God glances back. “How’s that bucket list coming?” she asks, with a mischievous smile. “I know you’re inclined toward rescuing and saving, but don’t put the world, or yourself, on the list. You can save neither.”

“God, darling,” I say. “I don’t even know what ‘save’ means. And how’s your bucket list coming along?”

“Thanks for asking, sweetie,” God says. “But let’s talk about why you want to know.” This is another classic therapy maneuver; turn the question back on the client. But then God reaches over, takes a drink of my coffee, and salutes herself in one of my many mirrors. This is not a classic therapy move. Too invasive. Too intimate. Impulsively, I look straight at God, grab her cup, and take a swig. The coffee is hot, dark, and bitter. I want to spit it out, but God bows her head, palms together, touching her lips. I have the distinct impression she’s cheering me on, so I swallow and raise the cup. We look in the mirror together. It takes a practiced eye to see the beauty.

Outsourcing

People who insist on naming God after themselves irritate me. Same goes for people who display religious icons, symbols, carvings, or statues. Wise writers far before my time called these “graven images” (not a compliment) and indicated Yahweh (not their real name) isn’t thrilled with the idea of being portrayed in such limited, distorted ways. We invent names we can pronounce and create images we can use for signaling, comfort, or torture. The names and images come with suggested donations and membership guarantees. The in-crowd will be safe.
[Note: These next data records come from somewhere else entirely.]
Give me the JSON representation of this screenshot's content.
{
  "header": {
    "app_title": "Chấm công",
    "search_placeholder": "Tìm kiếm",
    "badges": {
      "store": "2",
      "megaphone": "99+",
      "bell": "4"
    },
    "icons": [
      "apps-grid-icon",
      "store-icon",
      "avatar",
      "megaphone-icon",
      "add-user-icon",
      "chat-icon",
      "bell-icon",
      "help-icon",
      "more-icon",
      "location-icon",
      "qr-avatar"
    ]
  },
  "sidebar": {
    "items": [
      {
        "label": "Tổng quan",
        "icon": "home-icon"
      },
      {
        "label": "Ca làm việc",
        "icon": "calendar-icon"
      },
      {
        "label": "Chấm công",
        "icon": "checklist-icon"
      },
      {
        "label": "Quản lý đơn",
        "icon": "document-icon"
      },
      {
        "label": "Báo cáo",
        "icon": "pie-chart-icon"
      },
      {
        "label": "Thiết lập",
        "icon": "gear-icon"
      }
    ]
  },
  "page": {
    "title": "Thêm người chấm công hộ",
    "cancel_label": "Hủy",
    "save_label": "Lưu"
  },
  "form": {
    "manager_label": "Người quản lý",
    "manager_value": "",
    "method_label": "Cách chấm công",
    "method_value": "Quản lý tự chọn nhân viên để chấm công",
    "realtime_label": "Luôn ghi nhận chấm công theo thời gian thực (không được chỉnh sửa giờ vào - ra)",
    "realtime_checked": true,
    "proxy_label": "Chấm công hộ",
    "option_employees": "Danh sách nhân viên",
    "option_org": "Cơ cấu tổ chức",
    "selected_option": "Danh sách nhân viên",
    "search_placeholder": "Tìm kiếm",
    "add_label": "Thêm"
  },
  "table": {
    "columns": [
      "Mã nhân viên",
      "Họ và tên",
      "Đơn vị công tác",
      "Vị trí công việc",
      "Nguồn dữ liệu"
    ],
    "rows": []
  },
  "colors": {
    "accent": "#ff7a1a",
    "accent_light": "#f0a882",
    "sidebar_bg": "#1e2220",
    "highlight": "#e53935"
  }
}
The out-crowd will go to hell.

For convenience, I call this massive, creative, omnipotent bundle of compassion, wisdom, and potentiality “God.” Short, crisp, easy to spell. But wildly inaccurate, right God?

God slides into view, a pile of sticks, a taste of tea, an imagined joke, a yoga stretch, safety. An act of kindness, vivid forest green washing through a dream that would otherwise be drab. God isn’t shy or without preferences, but neither is God insistent. I wait.

“Ocean,” God says. “Egg of magpie. Eye of newt. Opposable thumbs. Lace. Elephants. Lilies. Those who are heavy-laden. Microscope, telescope, telltale stains on a well-worn soul. Yellow. Something gleaming on the far horizon. Mercy. Hallucinations, hallelujahs, hallways leading nowhere. Everywhere.”

“Stop!” I yell. “What in the world do you mean?

God laughs. “Not sure what you mean by “world.” Remember that just beyond your definitions, a little part of me is waiting for you. But no hurry. We have forever.”

“Blue,” I said. “Warm quilts, icy beer. Old friends. Leg of lamb, bark of dog, things that frighten me. Death. Justice. Slow arrivals. Snow falling innocent and pure. The brave song of a single child. A cracked bell ringing.” I stop and wink. “Am I getting the hang of it?”

God loves to play, but sometimes the rules of the game are hazy. The fire crackles and converts the dead apple tree to gas and soot. The temperature rises. A tiny fraction of feather escapes from a small tear in my down vest and floats on currents invisible to my naked eye. It appears to defy gravity in favor of other forces as it floats here and there. Or maybe it isn’t defiance. Maybe it’s a complex expression of faith: gravity, warm air, cool air, breath, the earth circling a star we’ve named the sun.

The wisp of feather finally settles, God fades, and I know that someday I will be free and undefined. But for now, I make up rules that suit me and name things that actually have no name.